Teil II. Analyse der Vorgänge, Vergleich mit anderen Personengruppen setzt sich u.a. detailliert mit der Thematik der Sterbe- und Begräbnisrituale auseinander, geht auf die grundlegende Forschung ein und bietet ein breites Spektrum an Vergleichsbeispielen. Die Abläufe der Rituale in Bayern werden gemessen an der allgemeinen Entwicklung sowie an den speziellen Ausprägungen bei anderen Personengruppen; dabei werden die Unterschiede bzw. Übereinstimmungen herausgestellt, die in der Stellung innerhalb der Hierarchie sowie in der persönlichen Haltung der Wittelsbacher begründet sind. Die systematisch erarbeiteten Tatsachen sollen allerdings bewußt für sich selbst sprechen. Auf eine Diskussion der reichlich vorhandenen Literatur, die wie beschrieben auf Einzelbeispielen fußt, wurde deshalb weitgehend verzichtet.
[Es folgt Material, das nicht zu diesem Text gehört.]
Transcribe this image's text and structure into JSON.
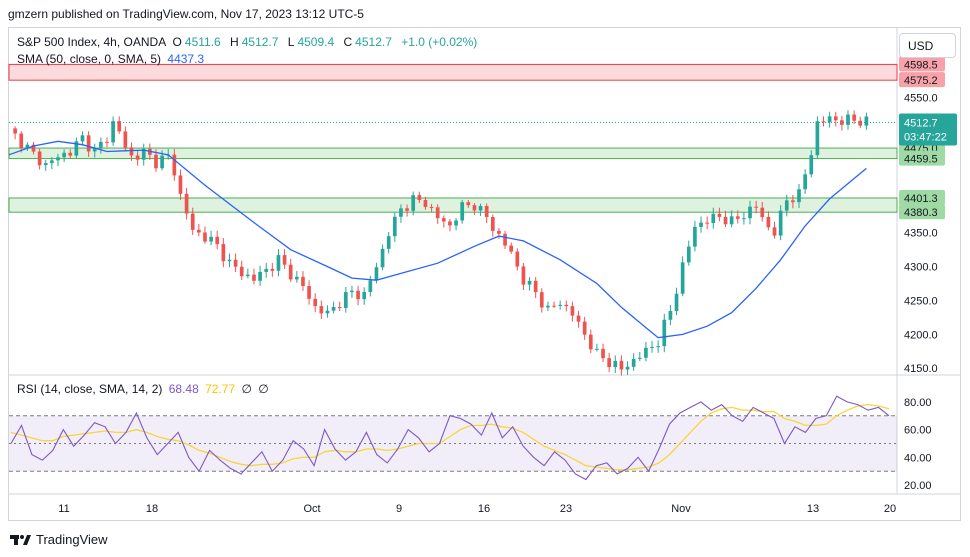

Speziell die politische Bedeutung der Memoria wird profund erarbeitet und diskutiert im dritten Teil der Arbeit, der sich mit den Grablegen befasst, die Stelle, an der diese Einschätzung ihren richtigen Platz hat. Dieses Kapitel wird in der Rezension lediglich mit einem einzigen Satz erwähnt. Der interdisziplinäre Ansatz, die enge Verknüpfung von Geschichte und Kunst, mit dessen Hilfe der bedeutenden Frage der Memoria nachgegangen wird, wurde nicht gesehen. Bei jeder einzelnen Grablege wird u.a. untersucht, in welcher Form die liturgische Memoria inszeniert wurde, welche Orden damit betraut waren, warum etwa eine Grablege in die Residenzstadt verlegt und dort ein Kollegiatstift errichtet wurde. Die Wahl der gestalterischen Form der Grabmäler, ihre räumliche Anordnung, meist in direkter Verbindung mit einem Altar, an dem die Gottesdienste und Gebete stattfanden, die Auszeichnung und Aufwertung der Grablege durch Reliquien sind wichtige Elemente der Memoria und damit der würdigen Repräsentation eines Herrschergeschlechts. Auch in diesem Abschnitt ermöglicht ein weitläufig angelegter Vergleich mit anderen Herrscherhäusern die Einordnung der Wittelsbacher.

Anmerkung der Redaktion:
Jean-Marie Moeglin hat auf eine Replik verzichtet.